My reviews of EB stories so far, in alphabetical order: https://dflewisreviews.wordpress.com/31260-2/

My previous reviews of general older, classic books: https://dflewisreviews.wordpress.com/reviews-of-older-books/ — particularly the multi-reviews of William Trevor, Robert Aickman, Katherine Mansfield and Vladimir Nabokov.

“She never had had illusions: the illusion was all.” — EB in Green Holly 

SEE BELOW FOR MY ONGOING REVIEWS OF BOWEN’S STORIES

11 responses to “Elizabeth Bowen Stories (10)

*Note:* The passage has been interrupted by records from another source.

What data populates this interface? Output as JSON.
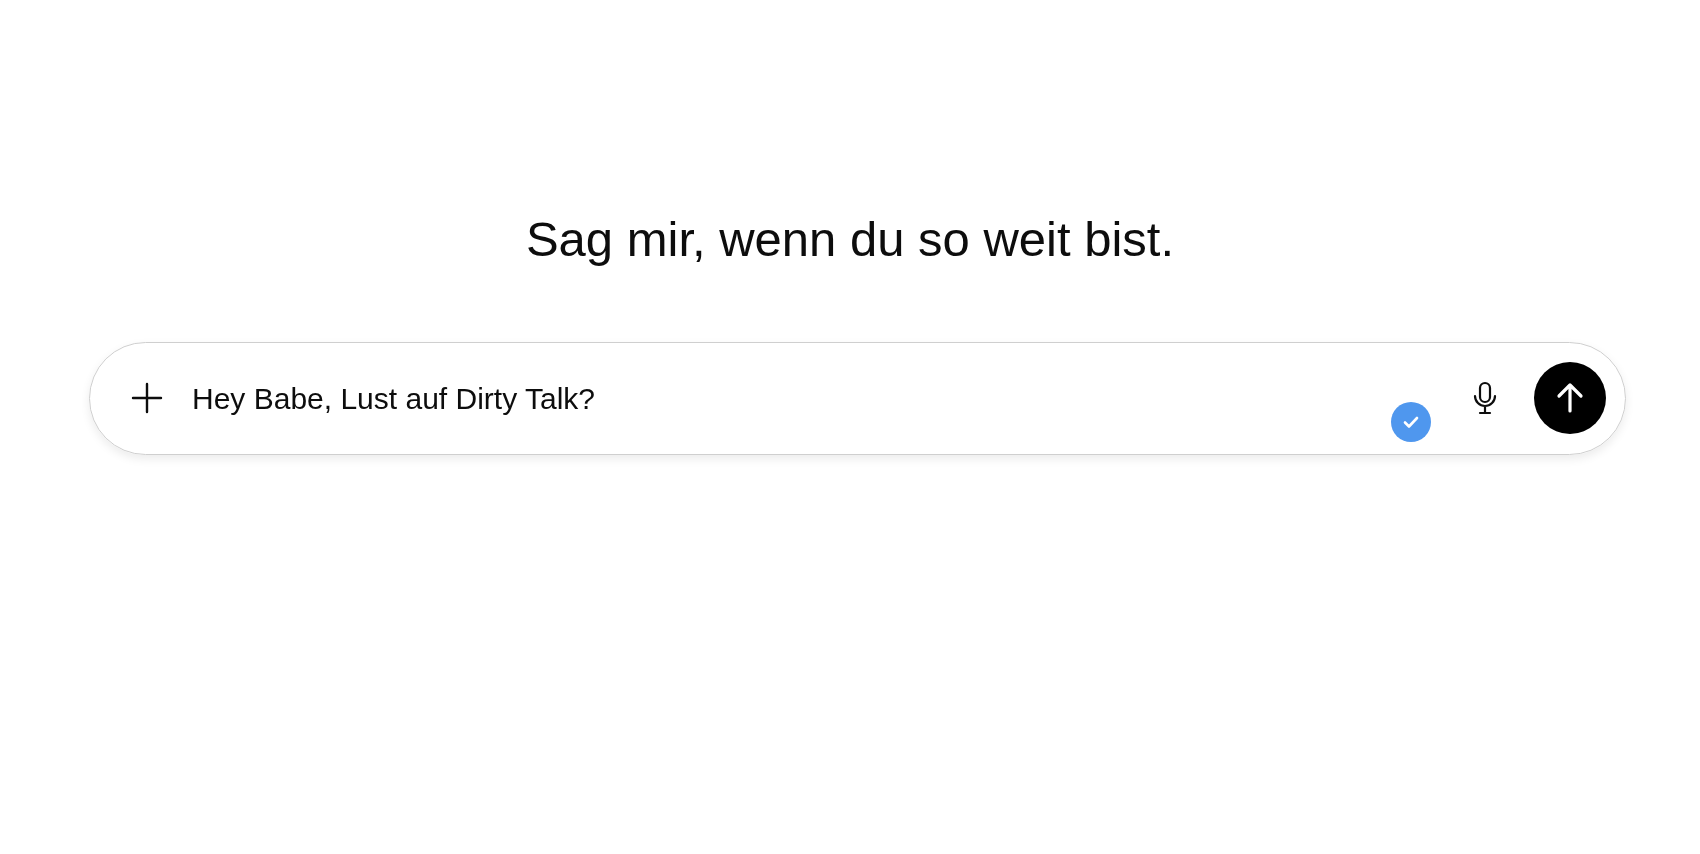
{
  "heading": "Sag mir, wenn du so weit bist.",
  "composer": {
    "value": "Hey Babe, Lust auf Dirty Talk?"
  }
}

  1. Just like Maria and Oliver in Bowen’s ‘Brigands’ who “were quite staggered. For a moment, they accused each other of having gone to sleep.”
    And thus dreamt the co-vivid dream?
    Now we have Nancy and Herbert… one of whom asked to play that same game of Brigands within this experimental masterstroke of a story, outdoing even ‘Green Holly’ in the stakes of memorably meaningful life-changing Christmases…

    THE TOMMY CRANS

    “Now into the hall Mrs Tommy Cran came swimming from elsewhere, dividing with curved little strokes the festive air – hyacinths and gunpowder. Her sleeves, in a thousand ruffles, fled from her elbows.”

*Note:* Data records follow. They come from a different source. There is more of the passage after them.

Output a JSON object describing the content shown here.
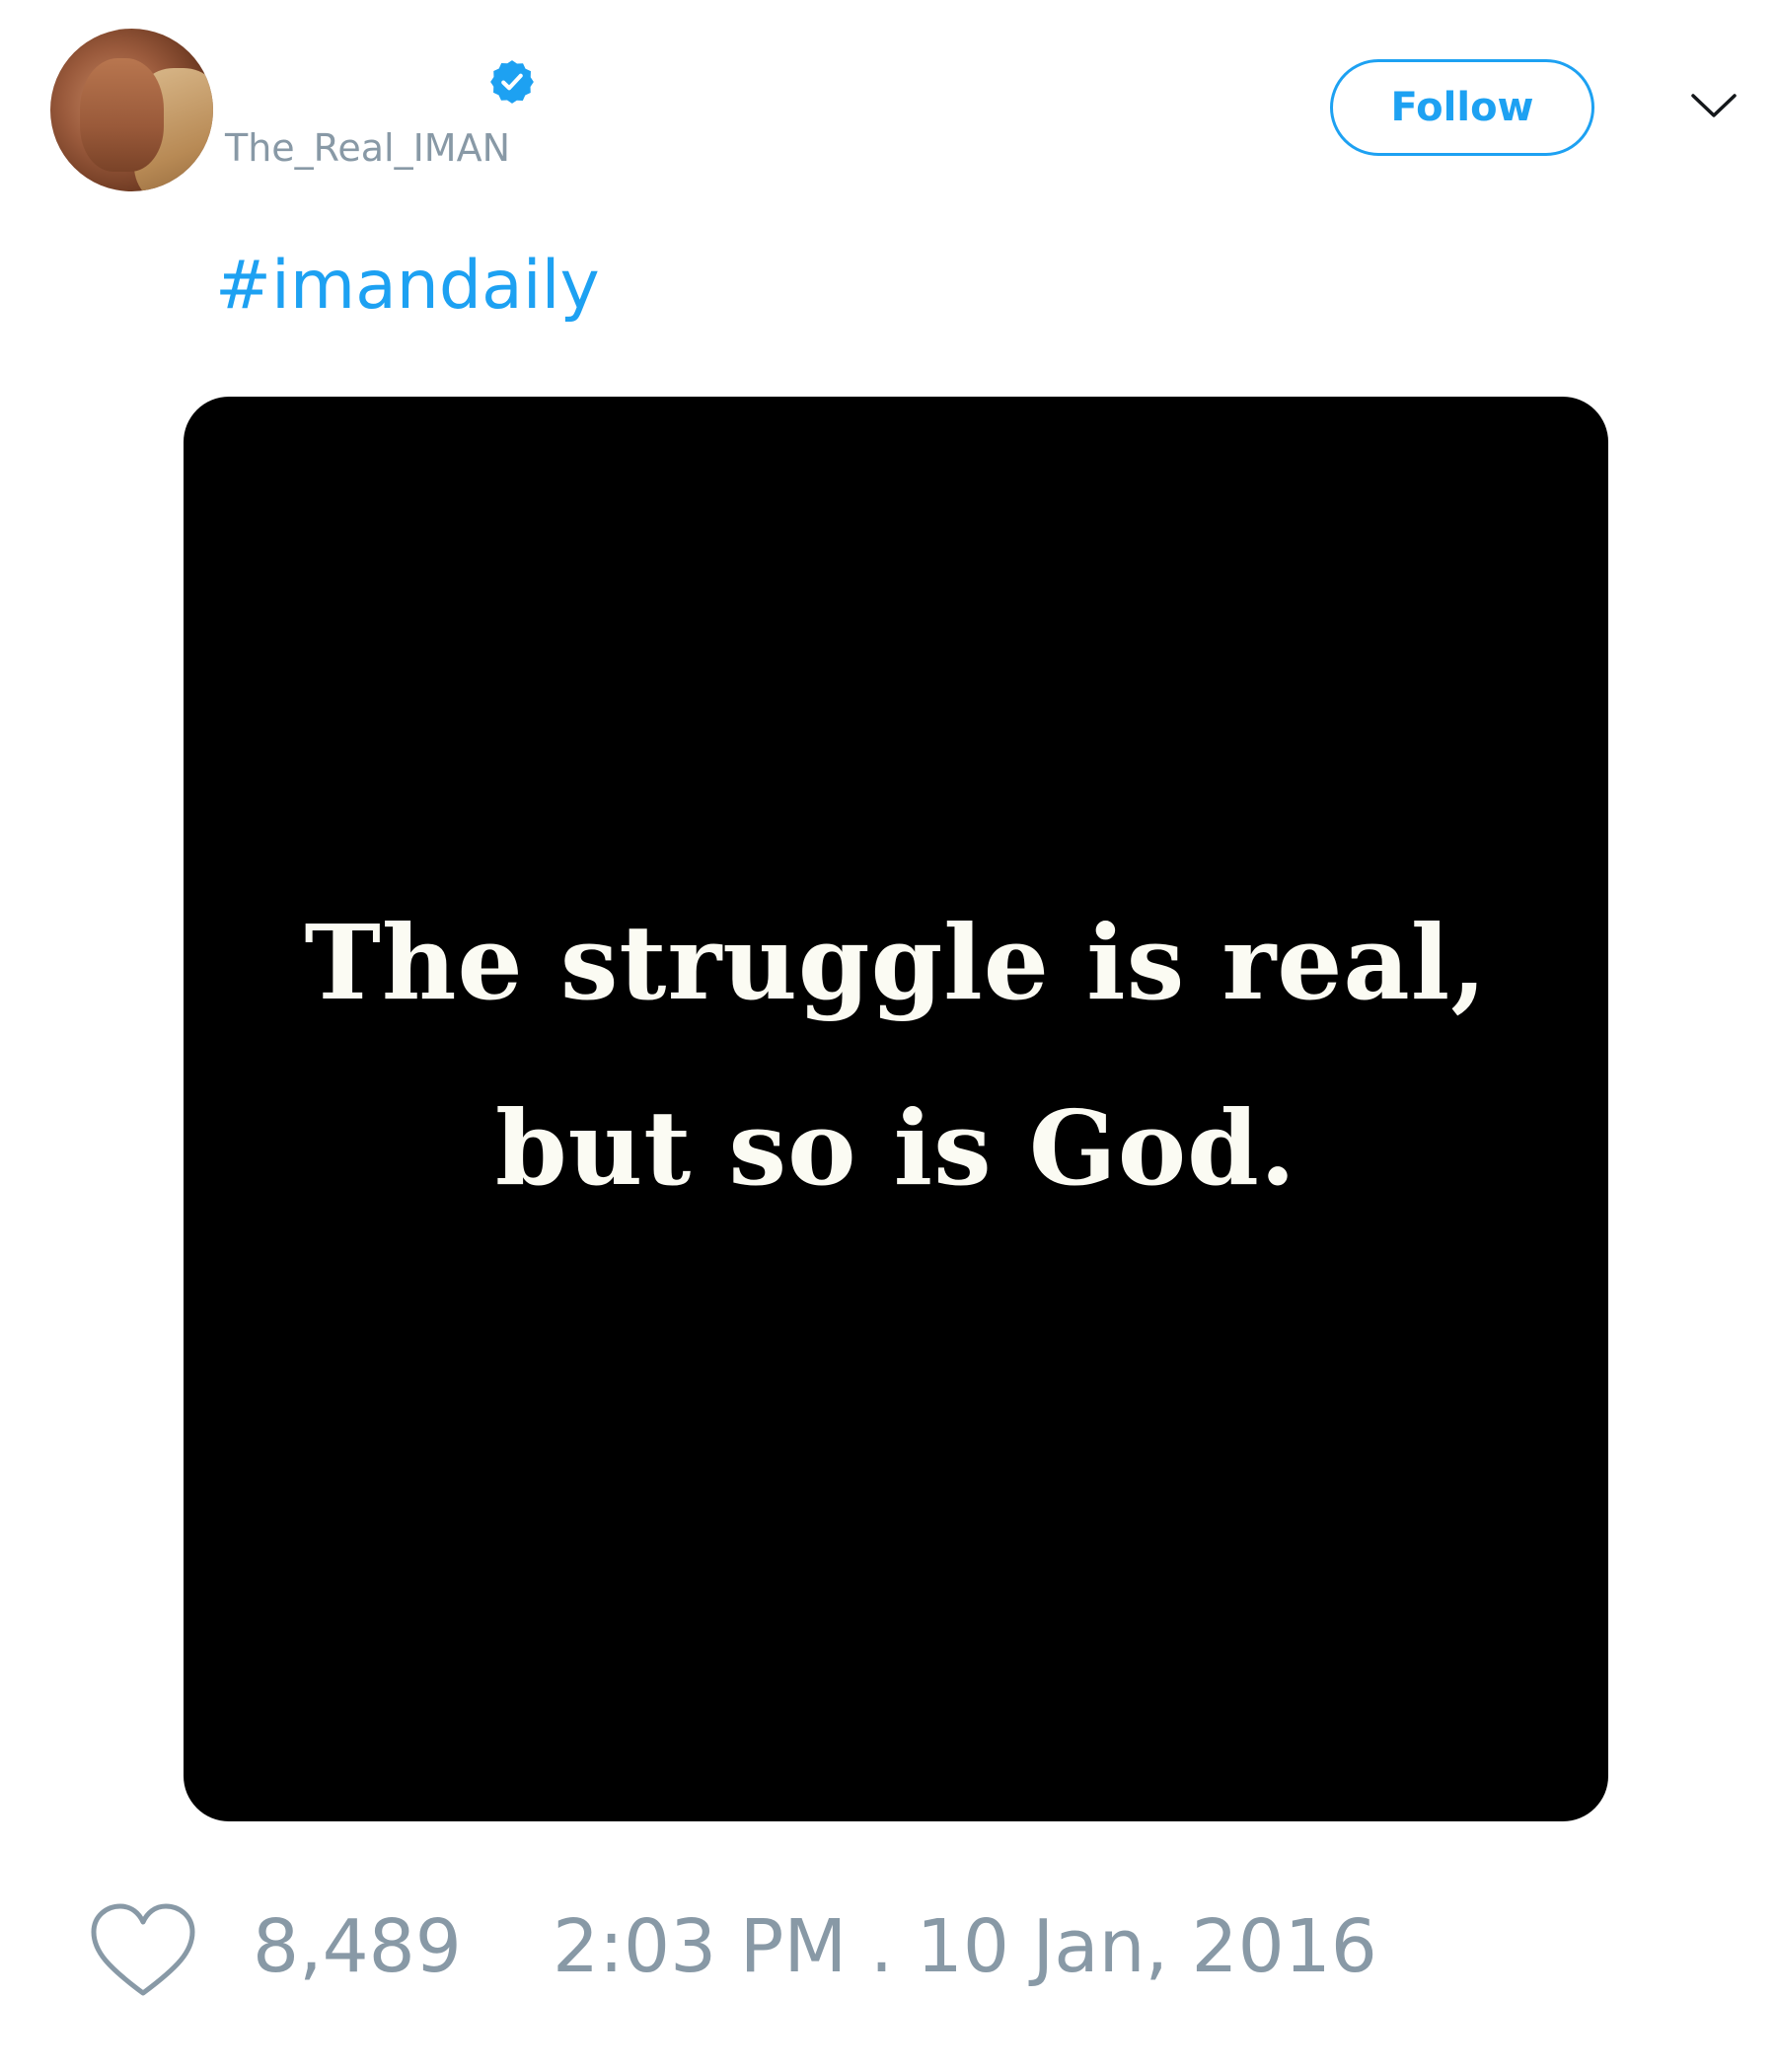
{
  "tweet": {
    "author": {
      "handle": "The_Real_IMAN",
      "verified_icon": "verified-badge-icon",
      "avatar": "profile-photo"
    },
    "follow_label": "Follow",
    "menu_icon": "chevron-down-icon",
    "text": "#imandaily",
    "media": {
      "quote_lines": [
        "The struggle is real,",
        "but so is God."
      ]
    },
    "likes": "8,489",
    "like_icon": "heart-icon",
    "timestamp": "2:03 PM . 10 Jan, 2016"
  },
  "colors": {
    "accent": "#1da1f2",
    "muted": "#8899a6",
    "media_bg": "#000000",
    "quote_text": "#fbfbf3"
  }
}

    With ‘holly wreath’ and ‘cemetery tram’, a clock that struck four, then eight and sixpence for a gold watch, and we start with Nancy as Christmas queen or bride at nine (when Herbert is eight), and Uncle Joseph, with ‘staring juicy eyes’, then has her on his lap. And other aunts and uncles in somewhat disarray, I guess. And this was the Christmas Party of Mr and Mrs Tommy Cran who shall ever be destined to remain children and needing to be looked after, and Nancy and Herbert once beside the lake of two swans never consummated whatever silent love they bore each other, and, as the years go by, Nancy marries richly to someone otherwise beNeath (SICnificant?) her in order to keep this Cran couple safe and away from ruin after the Riviera trip, and they are for ever and ever Nancy’s children….whatever one’s belief in fairies.

    “Now Nancy, standing up very straight to cut the cake, was like a doll stitched upright into its box, apt, if you should cut the string at the back, to pitch right forward and break its delicate fingers.”

    So many Bowen wordy and absurdist masterstrokes in this relatively short story, and I cannot do justice to it. The poignancy of dream and regret and loyalty to duty. I don’t know half of it, not even a third. “…we seem to know everything. Surely there should be something for us we don’t know?” Why should I understand?

    “‘You never played games,’ he said, ‘or believed in fairies, or anything. I’d have played any game your way; I’d have been good at them. You let them pull all the crackers before tea: now I’d have loved those crackers. That day we met at Mitchell’s to sell your watch, you wouldn’t have sugar cakes, though I wanted to comfort you. You never asked me out to go round the island in your boat; I’d have died to do that. I never even saw your swans awake. You hold back everything from me and expect me to understand. Why should I understand? In the name of God, what game are we playing?’
    ‘But you do understand?’”

    No. Or I don’t know.

  2. COMFORT AND JOY

    “The soldiers billeted everywhere whistled carols, crisply trampling the snow. In the dusk of Christmas Eve afternoon the Devises’ hall was wreathed with holly…”

    Wartime, and Comfort uncomfortably boarded out at school in the country, her family’s London home being shut up because of that very war, and Joy a fellow schoolgirl lives at home nearby and invites Comfort — despite the uncomfortably chance or fateful linkage of their names by the season — for three days from Christmas Eve, three robins, three women without wartime’s men, two girls and a billeted soldier, looking glum; he is left a khaki muffler outside his bedroom door for the cold weather by one of the women as a female version of the three wise men, and the two girls in the next bedroom who listen to him tossing and turning find the uncomfortable letter he had earlier received that he drops accidentally when picking up the muffler. Don’t go there? He is disappointed in love, and Joy tries to instil precociously herself as touching recompense during breakfast. A mature Bowen that is worthy of unmuffling, and now found today by my own chance or fateful drawing of its title from my Bowen hat.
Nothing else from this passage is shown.